There are actions everyday people can take to protect the environment:

First, we can recycle, reuse, and compost. Recycling involves cutting down on waste and energy consumption by turning used items such as plastic bottles into new items. Reusing involves cutting down on waste by reusing items such as grocery bags. Composting involving using food waste to help create nutrient-rich soil rather than landfill waste. The average American creates 4.3 pounds of waste every day. Much of that waste ends up in landfills, where it produces greenhouse gases that make climate change worse. Some of it ends up in the ocean, where it kills marine life. And, creating new products uses up a lot of energy. Yet, almost all of our waste can be recycled, reused, or composted.
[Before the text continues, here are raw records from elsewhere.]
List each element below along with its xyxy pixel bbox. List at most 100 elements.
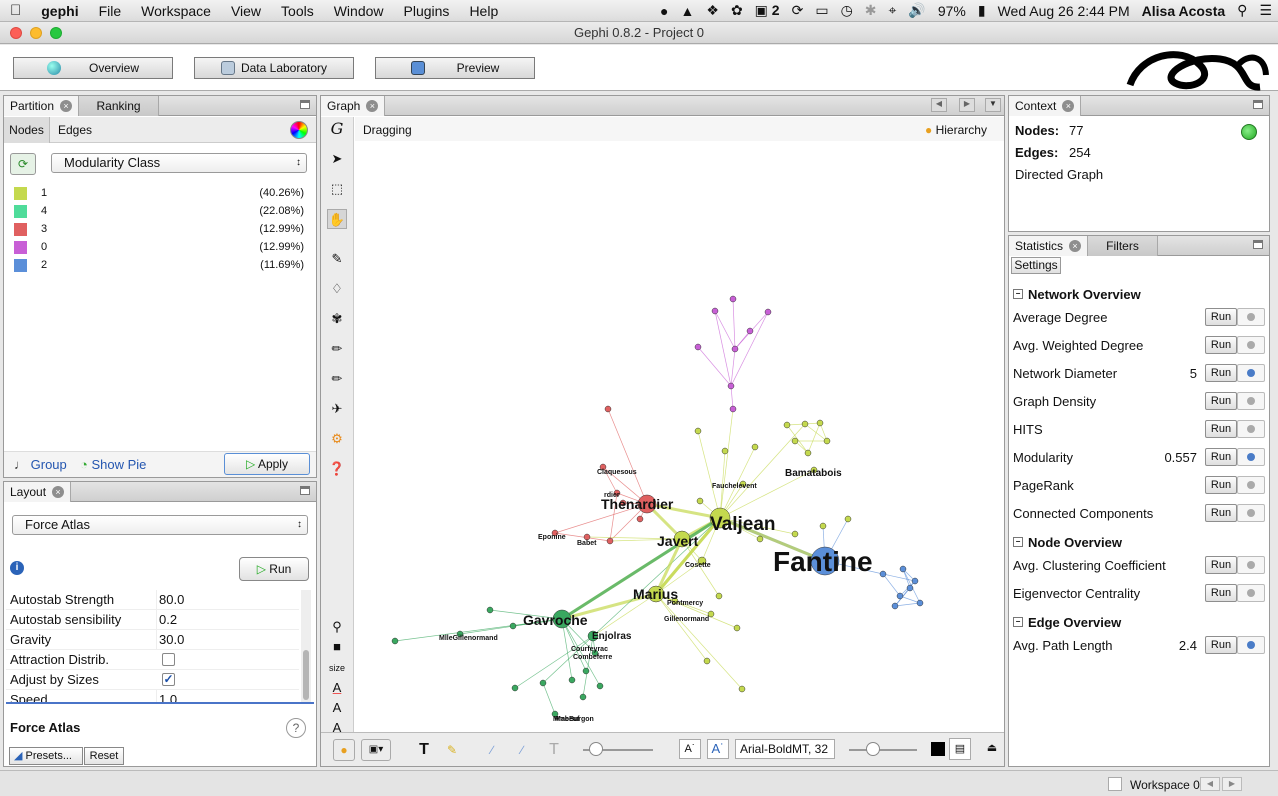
wifi-icon[interactable]: ⌖ xyxy=(883,2,903,19)
stat-run-button[interactable]: Run xyxy=(1205,504,1237,522)
graph-node[interactable] xyxy=(896,592,904,600)
pointer-tool-icon[interactable]: ➤ xyxy=(327,149,347,169)
edges-icon[interactable]: ∕ xyxy=(481,739,503,761)
graph-node[interactable] xyxy=(751,443,759,451)
font-size-icon[interactable]: A xyxy=(327,698,347,718)
edge-labels-icon[interactable]: T xyxy=(543,739,565,761)
font-color-icon[interactable]: A xyxy=(327,678,347,698)
presets-button[interactable]: ◢ Presets... xyxy=(9,747,83,765)
attraction-distrib-checkbox[interactable] xyxy=(162,653,175,666)
stats-section-header[interactable]: − Node Overview xyxy=(1013,534,1265,550)
battery-percent[interactable]: 97% xyxy=(932,3,972,19)
minimize-icon[interactable] xyxy=(300,100,310,109)
label-color-swatch[interactable] xyxy=(931,742,945,756)
tab-statistics[interactable]: Statistics × xyxy=(1009,236,1089,256)
partition-item[interactable]: 2 (11.69%) xyxy=(4,256,316,274)
help-icon[interactable]: ? xyxy=(286,718,306,738)
graph-node[interactable] xyxy=(694,427,702,435)
menu-file[interactable]: File xyxy=(89,3,132,19)
graph-node[interactable] xyxy=(729,405,737,413)
stat-report-icon[interactable] xyxy=(1237,636,1265,654)
font-decrease-icon[interactable]: A˙ xyxy=(679,739,701,759)
graph-node[interactable] xyxy=(819,522,827,530)
graph-node[interactable] xyxy=(721,447,729,455)
color-palette-icon[interactable] xyxy=(290,121,308,139)
graph-node[interactable] xyxy=(916,599,924,607)
graph-node[interactable] xyxy=(816,419,824,427)
font-selector[interactable]: Arial-BoldMT, 32 xyxy=(735,739,835,759)
pencil-icon[interactable]: ✏ xyxy=(327,339,347,359)
minimize-icon[interactable] xyxy=(300,486,310,495)
workspace-prev-icon[interactable]: ◀ xyxy=(1200,777,1220,791)
info-icon[interactable]: i xyxy=(10,561,24,575)
tab-graph[interactable]: Graph × xyxy=(321,96,386,116)
graph-node[interactable] xyxy=(511,684,519,692)
collapse-icon[interactable]: − xyxy=(1013,537,1023,547)
airplay-icon[interactable]: ▭ xyxy=(809,2,834,19)
partition-item[interactable]: 0 (12.99%) xyxy=(4,238,316,256)
layout-property-value[interactable]: 30.0 xyxy=(156,630,299,650)
preview-button[interactable]: Preview xyxy=(375,57,535,79)
graph-node[interactable] xyxy=(823,437,831,445)
screenshot-icon[interactable]: ▣▾ xyxy=(361,739,391,761)
partition-item[interactable]: 1 (40.26%) xyxy=(4,184,316,202)
graph-node[interactable] xyxy=(764,308,772,316)
user-name[interactable]: Alisa Acosta xyxy=(1136,3,1232,19)
workspace-next-icon[interactable]: ▶ xyxy=(1222,777,1242,791)
graph-node[interactable] xyxy=(568,676,576,684)
label-size-slider-thumb[interactable] xyxy=(866,742,880,756)
stat-run-button[interactable]: Run xyxy=(1205,420,1237,438)
drag-hand-icon[interactable]: ✋ xyxy=(327,209,347,229)
edge-scale-slider-thumb[interactable] xyxy=(589,742,603,756)
graph-node[interactable] xyxy=(636,515,644,523)
graph-node[interactable] xyxy=(711,307,719,315)
layout-property-value[interactable]: 0.2 xyxy=(156,610,299,630)
graph-node[interactable] xyxy=(582,667,590,675)
expand-icon[interactable]: ⏏ xyxy=(985,741,999,755)
stat-run-button[interactable]: Run xyxy=(1205,584,1237,602)
drive-icon[interactable]: ▲ xyxy=(675,3,701,19)
menu-view[interactable]: View xyxy=(221,3,271,19)
stat-report-icon[interactable] xyxy=(1237,448,1265,466)
collapse-icon[interactable]: − xyxy=(1013,289,1023,299)
graph-node[interactable] xyxy=(911,577,919,585)
tab-menu-icon[interactable]: ▼ xyxy=(985,98,1001,112)
stats-section-header[interactable]: − Edge Overview xyxy=(1013,614,1265,630)
graph-node[interactable] xyxy=(486,606,494,614)
partition-color-swatch[interactable] xyxy=(14,222,27,236)
group-button[interactable]: ♩ Group xyxy=(14,457,67,472)
show-pie-button[interactable]: ◔ Show Pie xyxy=(80,457,146,472)
spotlight-icon[interactable]: ⚲ xyxy=(1231,2,1253,19)
label-size-slider[interactable] xyxy=(849,749,917,751)
data-laboratory-button[interactable]: Data Laboratory xyxy=(194,57,354,79)
graph-node[interactable] xyxy=(879,570,887,578)
time-machine-icon[interactable]: ◷ xyxy=(835,2,859,19)
subtab-nodes[interactable]: Nodes xyxy=(4,117,50,143)
minimize-window-button[interactable] xyxy=(30,27,42,39)
partition-item[interactable]: 4 (22.08%) xyxy=(4,202,316,220)
graph-node[interactable] xyxy=(791,530,799,538)
clock[interactable]: Wed Aug 26 2:44 PM xyxy=(992,3,1136,19)
partition-item[interactable]: 3 (12.99%) xyxy=(4,220,316,238)
rectangle-select-icon[interactable]: ⬚ xyxy=(327,179,347,199)
tab-filters[interactable]: Filters xyxy=(1088,236,1159,256)
minimize-icon[interactable] xyxy=(1253,100,1263,109)
workspace-name[interactable]: Workspace 0 xyxy=(1130,778,1200,792)
graph-node[interactable] xyxy=(756,535,764,543)
graph-node[interactable] xyxy=(804,449,812,457)
refresh-icon[interactable]: ⟳ xyxy=(10,153,36,175)
close-icon[interactable]: × xyxy=(1062,100,1075,112)
notification-icon[interactable]: ☰ xyxy=(1253,2,1278,19)
graph-node[interactable] xyxy=(733,624,741,632)
adobe-icon[interactable]: ▣ 2 xyxy=(749,2,786,19)
stats-section-header[interactable]: − Network Overview xyxy=(1013,286,1265,302)
graph-node[interactable] xyxy=(899,565,907,573)
diamond-icon[interactable]: ♢ xyxy=(327,279,347,299)
graph-node[interactable] xyxy=(906,584,914,592)
graph-node[interactable] xyxy=(604,405,612,413)
stat-run-button[interactable]: Run xyxy=(1205,636,1237,654)
graph-node[interactable] xyxy=(783,421,791,429)
graph-node[interactable] xyxy=(694,343,702,351)
settings-button[interactable]: Settings xyxy=(1011,257,1061,274)
shortest-path-icon[interactable]: ✈ xyxy=(327,399,347,419)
Transport conservation is another thing we can do since one of the biggest sources of greenhouses gases is transportation. Make better transport choices by choosing the least damaging option. Generally speaking, driving is more efficient than flying. Riding a bike is always better than driving. Take a train, tram, or bus whenever one is available. Choose housing near to where you go to school or work, and choose an efficient car. All of these things can reduce your impact on the environment.

Another way you can help the environment is to conserve energy. Switch things off when you're not using them, use less air conditioning (or use fans), dry clothes on a clothesline, switch to energy saving light bulbs (LED bulbs are the best!), turn your refrigerator down, close air conditioning vents when you're not in the room, wear more layers instead of setting the heating too high, and turn everything off when not at home. You can make the biggest difference by turning off your a/c and turning down your heat. All these things help protect the environment though, and they save you money!

You can also choose to buy local. Local food is better for the environment because of transportation pollution. The fewer miles the food has to travel, the smaller the pollution toll. You can buy local food at specialty stores, go to a local farmer's market, or even grow your own food in a garden! Also, it helps to make as much as possible from scratch, instead of buying packaged goods. You can also cut down on meat: vegetables take far less energy to produce than meat.

You can also donate to rainforest conservation charities. There are many charities working hard to both buy rainforest for local groups to protect, and to pressure governments to take action. These charities can only operate thanks to the donations.

Lastly, you can avoid toxic chemicals. The issue of toxic chemicals can be complex. The simplest thing an individual can to avoid supporting any organization that uses toxic chemicals is to buy organic produce. If produce is certified as organic, no harmful pesticides or herbicides were used to grow the produce.